Back to parent page - Aerosol nucleation

Aerosol nucleation: notation and key assumptions¶

Here we first introduce the notation used in the description of MAM's aerosol nucleation parameterization and introduce the key assumptions.

Mass and number mixing ration tendencies¶

Nucleation changes the mixing ratios of gas species as well as the mass and number mixing ratios of relevant aerosol species and modes. For the formation of particles in lognormal mode \(i\), the relationships among the tendecies are

\[ \begin{align} \left( \frac{d q_{m,L,i}}{dt} \right)_{\rm nuc} &= \frac{m_{d,L,i}}{M_{w,L}} \left(\frac{d q_{n,i}}{dt}\right)_{\rm nuc} \,, \label{eqn:aer}\\ % \left( \frac{dq_{v,L}}{dt} \right)_{\rm nuc} &= -\left(\frac{d q_{m,L,i}}{dt}\right)_{\rm nuc} \,, \label{eqn:gas} \end{align} \]

where

\(q_{m,L,i}\) is the aerosol mass mixing ratio of species \(L\) in mode \(i\) (unit: kmol of species \(L\) per kmol of dry air);
\(q_{n,i}\) is the aerosol number mixing ratio of mode \(i\) (unit: # of aerosols per kmol of dry air);
\(q_{v,L}\) is the mass mixing ratio of gas species \(L\) (unit: kmol of species \(L\) per kmol of dry air);
\(m_{d,L,i}\) is the mean dry mass of a new nucleus in mode \(i\) that contains species \(L\) (unit: kg).
\(M_{w,L}\) is the molecular weight of species \(L\) (unit: kg/kmol).

Assumptions¶

Nucleation mechanisms¶

Aerosol nucleation in the real atmosphere can be homogeneous or heterogenous (distinguished by the absence or presence of existing partcles) and can involve one or multiple gas species. The 4-mode configuration of MAM considers only one mechanism of nucleation, i.e., the binary nucleation involving water and sulfuric acid gas. In the planetary boundary layer (PBL), an empirical parameterization is also used in order to avoid overly weak nucleation in the PBL.

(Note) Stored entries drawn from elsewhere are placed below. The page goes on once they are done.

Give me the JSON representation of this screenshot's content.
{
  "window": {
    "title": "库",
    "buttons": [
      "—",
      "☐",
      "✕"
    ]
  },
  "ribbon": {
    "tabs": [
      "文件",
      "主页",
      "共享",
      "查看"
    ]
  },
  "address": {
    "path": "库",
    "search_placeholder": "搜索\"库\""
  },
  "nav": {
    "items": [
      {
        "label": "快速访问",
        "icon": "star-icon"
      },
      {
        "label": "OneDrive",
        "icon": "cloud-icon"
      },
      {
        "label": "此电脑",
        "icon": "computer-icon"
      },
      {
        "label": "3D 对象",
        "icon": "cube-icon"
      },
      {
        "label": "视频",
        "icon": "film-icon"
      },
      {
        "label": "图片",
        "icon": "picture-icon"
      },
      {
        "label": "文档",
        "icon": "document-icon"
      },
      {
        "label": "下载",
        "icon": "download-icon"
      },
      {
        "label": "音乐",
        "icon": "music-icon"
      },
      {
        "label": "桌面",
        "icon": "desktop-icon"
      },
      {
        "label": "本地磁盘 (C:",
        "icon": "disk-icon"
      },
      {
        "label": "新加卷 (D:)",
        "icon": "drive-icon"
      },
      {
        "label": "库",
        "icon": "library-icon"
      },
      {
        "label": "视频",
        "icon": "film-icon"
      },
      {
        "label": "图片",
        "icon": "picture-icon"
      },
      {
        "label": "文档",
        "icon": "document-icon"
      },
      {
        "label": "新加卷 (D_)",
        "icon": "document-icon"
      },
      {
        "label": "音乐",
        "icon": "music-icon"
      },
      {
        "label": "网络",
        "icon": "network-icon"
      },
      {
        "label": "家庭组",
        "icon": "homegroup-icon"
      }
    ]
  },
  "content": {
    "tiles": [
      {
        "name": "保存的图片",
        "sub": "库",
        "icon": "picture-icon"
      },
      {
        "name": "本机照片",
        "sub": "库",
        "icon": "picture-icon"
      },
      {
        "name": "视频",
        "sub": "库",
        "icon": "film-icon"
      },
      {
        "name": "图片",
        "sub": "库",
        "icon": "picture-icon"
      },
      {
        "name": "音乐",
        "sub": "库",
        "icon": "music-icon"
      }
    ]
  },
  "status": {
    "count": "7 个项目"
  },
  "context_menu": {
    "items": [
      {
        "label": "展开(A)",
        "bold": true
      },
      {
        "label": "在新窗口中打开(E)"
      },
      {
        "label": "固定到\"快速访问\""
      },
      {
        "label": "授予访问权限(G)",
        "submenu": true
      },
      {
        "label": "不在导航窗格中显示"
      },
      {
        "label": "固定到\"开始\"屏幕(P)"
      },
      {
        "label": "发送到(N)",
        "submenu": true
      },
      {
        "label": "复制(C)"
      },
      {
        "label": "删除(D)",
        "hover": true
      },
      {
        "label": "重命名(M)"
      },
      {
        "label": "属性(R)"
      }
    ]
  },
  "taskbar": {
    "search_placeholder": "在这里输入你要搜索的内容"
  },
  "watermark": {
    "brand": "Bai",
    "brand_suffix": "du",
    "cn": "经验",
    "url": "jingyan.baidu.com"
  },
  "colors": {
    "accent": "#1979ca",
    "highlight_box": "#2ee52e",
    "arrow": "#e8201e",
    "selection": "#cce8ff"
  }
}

Initial growth of new particles¶

The sizes of the newly formed molecule clusters are typically on the order of 1 nm. The smallest aerosol particles represented by the 4-model configuration of MAM are in the Aitken mode with prescribed minimum mode mean diameter of 8.7 nm. Therefore, MAM4's nucleation parameterization considers not only the formation of small new clusers but also the initial growth of such clusters to the size of Aitken-mode particles. This initial growth is assumed to increase the particle sizes to those of the Aitken mode, and not larger. In other words, in MAM4, the subscript \(i\) in the expressions above corresponds to the index of the Aitken mode. The nucleation related mass and number mixing ratios tendencies are zero for other lognormal modes.

Physical constants¶

The densities (i.e., mass per unit volume of aerosol) of aerosol sulfuric acid and sulfate are assumed to be the same (i.e., \(\rm 1770~kg~m^{-3}\));

Tendencies provided to the host model¶

With the assumptions described above, the tendencies that MAM4 provided to the host model are

\[ \begin{align} \left(\frac{dq_{n,i}}{dt}\right)_{\rm nuc}&= \frac{10^6 J_{nuc}}{c_{air}} \,, \label{eqn:jnuc} \\ % \left(\frac{dq_{m,SO_4,i}}{dt}\right)_{\rm nuc} &= \frac{m_{d,SO_4}}{M_{m,SO_4}} \left(\frac{dq_{n,i}}{dt}\right)_{\rm nuc} \,, \label{eqn:amass} \\ % \left(\frac{dq_{v,H_2SO_4}}{dt}\right)_{\rm nuc} &= - \left(\frac{dq_{m,SO_4}}{dt}\right)_{\rm nuc} \,, \label{eqn:vmass} \end{align} \]

with \(i=2\) (i.e., the Aitken mode). Here,

\(J_{nuc}\) is the nucleation rate after taking into account the initial growth of new particles (unit: cm\(^{-3}\) s\(^{-1}\)),
\(c_{air}\) is the molar concentration of the dry air (unit: kmol of air per m\(^3\).